Viser les institutions
Quelques instants plus tard, les manifestants tentent d'incendier un drapeau européen, situé sur le rond-point tout proche. "L'Europe, c'est un outil de distorsion de la concurrence, a commenté Patrick Franken, ancien patron de la Coordination rurale, tout en cherchant du feu. Soit, on aboutit à une Europe égalitaire, soit on la détruit, on l'abolit, et on remet les frontières". Le tissu, ignifugé, ne flambe que péniblement, le drapeau finira déchiré.
Déjà la veille, de nombreuses institutions étaient frappées par la colère des agriculteurs. Des viscères ont été déversés devant la préfecture du Lot-et-Garonne. Dans la soirée et la nuit de mardi à mercredi, certaines banques ont aussi été les cibles de déversement de purin et de déchets divers. La MSA, mutuelle des agriculteurs, a aussi été visée. “MSA, on vous prête nos bottes pour marcher dans votre merde”, ironisent les agriculteurs. Des mouvements initiés par la Coordination rurale, la FDSEA et les Jeunes agriculteurs.
Coups de pression
En Lot-et-Garonne, la colère des agriculteurs ne date pas de cette semaine. Dans ce territoire agricole par essence, le monde paysan est en grande partie représenté par la Coordination rurale, majoritaire à la Chambre d'Agriculture du Lot-et-Garonne. Le syndicat n'hésite pas à infliger des coups de pression à ceux qu'il considère comme des ennemis politiques. En mars 2023, la secrétaire générale d’EELV, Marine Tondelier avait été menacée avant un déplacement dans le département. “Vous incarnez la racine du mal dont souffrent les agriculteurs, avait alors indiqué la Coordination rurale. Le mal-être agricole, c'est vous ! La guerre de l'eau, c'est vous ! Les règles abracadabrantesques, c'est vous ! Ne venez pas chez nous, ça va mal se passer".

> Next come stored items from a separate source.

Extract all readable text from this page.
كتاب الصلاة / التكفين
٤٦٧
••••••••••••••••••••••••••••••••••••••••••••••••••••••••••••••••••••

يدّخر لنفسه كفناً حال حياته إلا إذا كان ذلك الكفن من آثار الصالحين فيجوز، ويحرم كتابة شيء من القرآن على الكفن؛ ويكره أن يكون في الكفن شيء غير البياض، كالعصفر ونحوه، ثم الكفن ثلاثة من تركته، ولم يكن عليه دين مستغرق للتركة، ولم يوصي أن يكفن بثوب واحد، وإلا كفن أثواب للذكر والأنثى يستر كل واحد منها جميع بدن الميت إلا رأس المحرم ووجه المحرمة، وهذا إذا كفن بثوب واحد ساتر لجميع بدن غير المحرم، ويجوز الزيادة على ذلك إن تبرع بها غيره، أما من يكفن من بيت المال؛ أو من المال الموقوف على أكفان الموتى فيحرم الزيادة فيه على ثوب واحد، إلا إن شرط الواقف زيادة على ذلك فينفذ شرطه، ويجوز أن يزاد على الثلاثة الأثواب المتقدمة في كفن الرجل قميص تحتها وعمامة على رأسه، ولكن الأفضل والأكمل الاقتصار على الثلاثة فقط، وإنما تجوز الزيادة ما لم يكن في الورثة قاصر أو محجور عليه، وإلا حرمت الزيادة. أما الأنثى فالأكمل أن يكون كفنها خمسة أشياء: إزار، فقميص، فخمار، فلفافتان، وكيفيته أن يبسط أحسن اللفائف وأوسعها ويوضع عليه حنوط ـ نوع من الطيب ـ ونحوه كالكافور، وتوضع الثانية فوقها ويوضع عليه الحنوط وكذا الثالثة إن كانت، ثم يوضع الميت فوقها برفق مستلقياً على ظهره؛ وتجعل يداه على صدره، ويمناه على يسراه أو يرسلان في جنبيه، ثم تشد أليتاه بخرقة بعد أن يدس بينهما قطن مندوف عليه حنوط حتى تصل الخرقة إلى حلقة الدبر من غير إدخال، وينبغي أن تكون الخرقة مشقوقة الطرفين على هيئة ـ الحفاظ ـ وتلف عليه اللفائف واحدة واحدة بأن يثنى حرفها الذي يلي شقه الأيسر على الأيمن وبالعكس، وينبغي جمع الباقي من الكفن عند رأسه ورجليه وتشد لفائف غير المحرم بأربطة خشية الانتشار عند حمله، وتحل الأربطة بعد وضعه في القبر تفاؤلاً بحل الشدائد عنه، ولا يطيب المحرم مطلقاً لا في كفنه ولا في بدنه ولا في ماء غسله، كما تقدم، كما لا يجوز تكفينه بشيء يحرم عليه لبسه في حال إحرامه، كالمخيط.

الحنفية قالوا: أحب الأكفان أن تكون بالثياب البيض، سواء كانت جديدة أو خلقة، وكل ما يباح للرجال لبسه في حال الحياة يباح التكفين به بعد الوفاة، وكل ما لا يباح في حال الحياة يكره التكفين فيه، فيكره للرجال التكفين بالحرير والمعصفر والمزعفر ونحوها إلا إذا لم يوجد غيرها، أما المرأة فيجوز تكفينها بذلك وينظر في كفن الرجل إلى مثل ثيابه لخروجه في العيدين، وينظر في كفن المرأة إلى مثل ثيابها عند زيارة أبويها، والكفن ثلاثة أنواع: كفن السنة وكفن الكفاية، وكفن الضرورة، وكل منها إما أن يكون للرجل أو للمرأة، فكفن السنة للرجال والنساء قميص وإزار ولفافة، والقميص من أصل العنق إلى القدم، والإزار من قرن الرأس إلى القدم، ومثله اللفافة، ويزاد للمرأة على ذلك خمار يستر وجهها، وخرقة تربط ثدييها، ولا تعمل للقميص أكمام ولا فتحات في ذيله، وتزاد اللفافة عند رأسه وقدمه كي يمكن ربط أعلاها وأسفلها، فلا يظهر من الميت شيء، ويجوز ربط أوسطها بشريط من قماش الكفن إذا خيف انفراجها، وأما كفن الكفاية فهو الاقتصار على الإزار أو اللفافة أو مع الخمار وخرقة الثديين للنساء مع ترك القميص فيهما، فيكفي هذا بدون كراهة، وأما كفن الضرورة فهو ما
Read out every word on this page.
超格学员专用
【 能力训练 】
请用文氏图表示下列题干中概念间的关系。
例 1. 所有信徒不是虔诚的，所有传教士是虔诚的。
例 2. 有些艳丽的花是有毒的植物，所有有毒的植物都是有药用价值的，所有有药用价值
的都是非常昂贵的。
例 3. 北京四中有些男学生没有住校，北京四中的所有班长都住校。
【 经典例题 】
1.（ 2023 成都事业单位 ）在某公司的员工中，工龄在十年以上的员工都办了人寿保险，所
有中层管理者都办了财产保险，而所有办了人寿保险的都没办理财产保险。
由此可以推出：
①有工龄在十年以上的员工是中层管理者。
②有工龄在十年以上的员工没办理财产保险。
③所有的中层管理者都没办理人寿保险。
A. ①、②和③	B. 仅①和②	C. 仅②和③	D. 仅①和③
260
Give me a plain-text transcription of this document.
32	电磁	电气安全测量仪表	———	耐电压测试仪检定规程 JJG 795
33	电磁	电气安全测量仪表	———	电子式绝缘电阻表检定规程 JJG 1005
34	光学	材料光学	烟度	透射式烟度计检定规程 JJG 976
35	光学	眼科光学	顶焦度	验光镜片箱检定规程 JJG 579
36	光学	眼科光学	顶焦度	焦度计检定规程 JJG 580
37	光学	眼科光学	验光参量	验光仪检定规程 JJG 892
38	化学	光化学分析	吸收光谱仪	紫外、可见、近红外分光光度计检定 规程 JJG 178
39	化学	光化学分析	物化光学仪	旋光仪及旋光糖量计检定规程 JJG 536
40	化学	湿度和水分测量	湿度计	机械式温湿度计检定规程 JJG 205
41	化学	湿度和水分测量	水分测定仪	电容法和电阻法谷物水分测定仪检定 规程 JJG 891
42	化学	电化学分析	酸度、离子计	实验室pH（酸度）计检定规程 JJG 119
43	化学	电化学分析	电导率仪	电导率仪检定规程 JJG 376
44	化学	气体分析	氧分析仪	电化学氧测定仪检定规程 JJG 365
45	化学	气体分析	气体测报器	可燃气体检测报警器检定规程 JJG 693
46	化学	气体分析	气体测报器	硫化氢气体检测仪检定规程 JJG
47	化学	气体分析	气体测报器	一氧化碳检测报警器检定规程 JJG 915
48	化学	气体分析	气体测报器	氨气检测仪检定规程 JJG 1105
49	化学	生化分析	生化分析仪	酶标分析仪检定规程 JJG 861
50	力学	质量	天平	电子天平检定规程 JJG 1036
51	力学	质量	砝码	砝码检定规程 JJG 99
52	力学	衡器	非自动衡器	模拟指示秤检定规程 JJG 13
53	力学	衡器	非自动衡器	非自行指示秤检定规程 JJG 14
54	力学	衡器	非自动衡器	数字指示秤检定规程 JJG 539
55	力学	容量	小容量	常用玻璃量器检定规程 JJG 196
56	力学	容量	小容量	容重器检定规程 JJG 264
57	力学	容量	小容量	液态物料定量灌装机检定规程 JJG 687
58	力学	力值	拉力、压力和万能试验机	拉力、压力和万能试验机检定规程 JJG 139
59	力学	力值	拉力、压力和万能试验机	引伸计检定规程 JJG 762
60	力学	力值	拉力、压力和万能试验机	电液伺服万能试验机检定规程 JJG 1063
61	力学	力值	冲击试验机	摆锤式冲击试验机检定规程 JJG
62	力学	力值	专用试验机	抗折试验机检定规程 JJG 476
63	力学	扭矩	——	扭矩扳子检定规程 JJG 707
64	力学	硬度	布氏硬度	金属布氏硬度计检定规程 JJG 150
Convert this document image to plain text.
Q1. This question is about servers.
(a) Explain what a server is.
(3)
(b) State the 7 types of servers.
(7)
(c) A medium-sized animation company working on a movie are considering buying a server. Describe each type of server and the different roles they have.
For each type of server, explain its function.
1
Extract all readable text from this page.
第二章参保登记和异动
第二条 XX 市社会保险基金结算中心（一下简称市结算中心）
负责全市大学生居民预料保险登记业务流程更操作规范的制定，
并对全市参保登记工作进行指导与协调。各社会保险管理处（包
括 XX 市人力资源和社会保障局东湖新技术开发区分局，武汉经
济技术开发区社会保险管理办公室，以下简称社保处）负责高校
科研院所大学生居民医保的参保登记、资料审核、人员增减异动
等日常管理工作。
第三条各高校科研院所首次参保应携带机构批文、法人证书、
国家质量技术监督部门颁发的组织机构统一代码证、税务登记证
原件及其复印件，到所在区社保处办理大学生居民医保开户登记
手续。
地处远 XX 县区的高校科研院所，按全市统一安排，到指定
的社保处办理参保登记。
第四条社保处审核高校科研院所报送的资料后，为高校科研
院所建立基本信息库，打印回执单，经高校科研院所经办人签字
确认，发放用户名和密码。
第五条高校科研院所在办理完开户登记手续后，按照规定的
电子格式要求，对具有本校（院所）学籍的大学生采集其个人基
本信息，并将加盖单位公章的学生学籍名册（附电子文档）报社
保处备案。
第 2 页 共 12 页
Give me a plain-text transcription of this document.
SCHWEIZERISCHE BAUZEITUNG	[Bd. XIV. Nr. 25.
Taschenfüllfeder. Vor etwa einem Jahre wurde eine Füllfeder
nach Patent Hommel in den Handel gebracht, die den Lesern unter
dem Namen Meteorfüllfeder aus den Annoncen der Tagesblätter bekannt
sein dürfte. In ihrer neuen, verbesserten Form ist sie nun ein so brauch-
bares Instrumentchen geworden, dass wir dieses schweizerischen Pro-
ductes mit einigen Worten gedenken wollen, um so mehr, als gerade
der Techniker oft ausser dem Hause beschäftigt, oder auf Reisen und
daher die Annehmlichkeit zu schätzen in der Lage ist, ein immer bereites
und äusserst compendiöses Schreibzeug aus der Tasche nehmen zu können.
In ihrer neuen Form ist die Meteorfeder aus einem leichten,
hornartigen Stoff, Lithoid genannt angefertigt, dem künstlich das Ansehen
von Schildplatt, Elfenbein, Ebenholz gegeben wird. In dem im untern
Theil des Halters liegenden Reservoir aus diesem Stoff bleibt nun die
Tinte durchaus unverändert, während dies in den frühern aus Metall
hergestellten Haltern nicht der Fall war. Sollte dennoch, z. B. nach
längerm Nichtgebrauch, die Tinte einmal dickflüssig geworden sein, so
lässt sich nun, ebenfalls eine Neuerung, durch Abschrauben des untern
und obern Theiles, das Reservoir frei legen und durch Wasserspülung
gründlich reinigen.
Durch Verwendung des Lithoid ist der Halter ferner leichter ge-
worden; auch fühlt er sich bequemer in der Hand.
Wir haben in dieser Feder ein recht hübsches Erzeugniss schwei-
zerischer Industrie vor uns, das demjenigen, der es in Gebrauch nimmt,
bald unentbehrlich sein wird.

Le puissant syndicat a également fait parler de lui lors de la création du lac de Caussade, une réserve d’eau créée illégalement pour permettre aux agriculteurs d'irriguer l’été avec les pluies de l’hiver. En janvier 2019, lorsque les gendarmes étaient intervenus pour mettre les engins de chantier sous scellés, ils se sont retrouvés face à 300 agriculteurs, et avaient dû rebrousser chemin.
Circulation bloquée
Ce 24 janvier, l’autoroute A62 reste bloquée dans les deux sens de la circulation au niveau de l’échangeur 7. La préfecture oblige ainsi les automobilistes à prendre la sortie 6.1 et 9 pour contourner le blocage.
D’autres mobilisations sont également en cours dans le département. C’est le cas notamment au rond-point de Castelculier, face à la zone Jean Malèze, ou au rond-point de Boé, et celui situé à l’intersection de la D813 et D933. Enfin, la rue Etienne Dolet, à Agen, est aussi fermée à la circulation.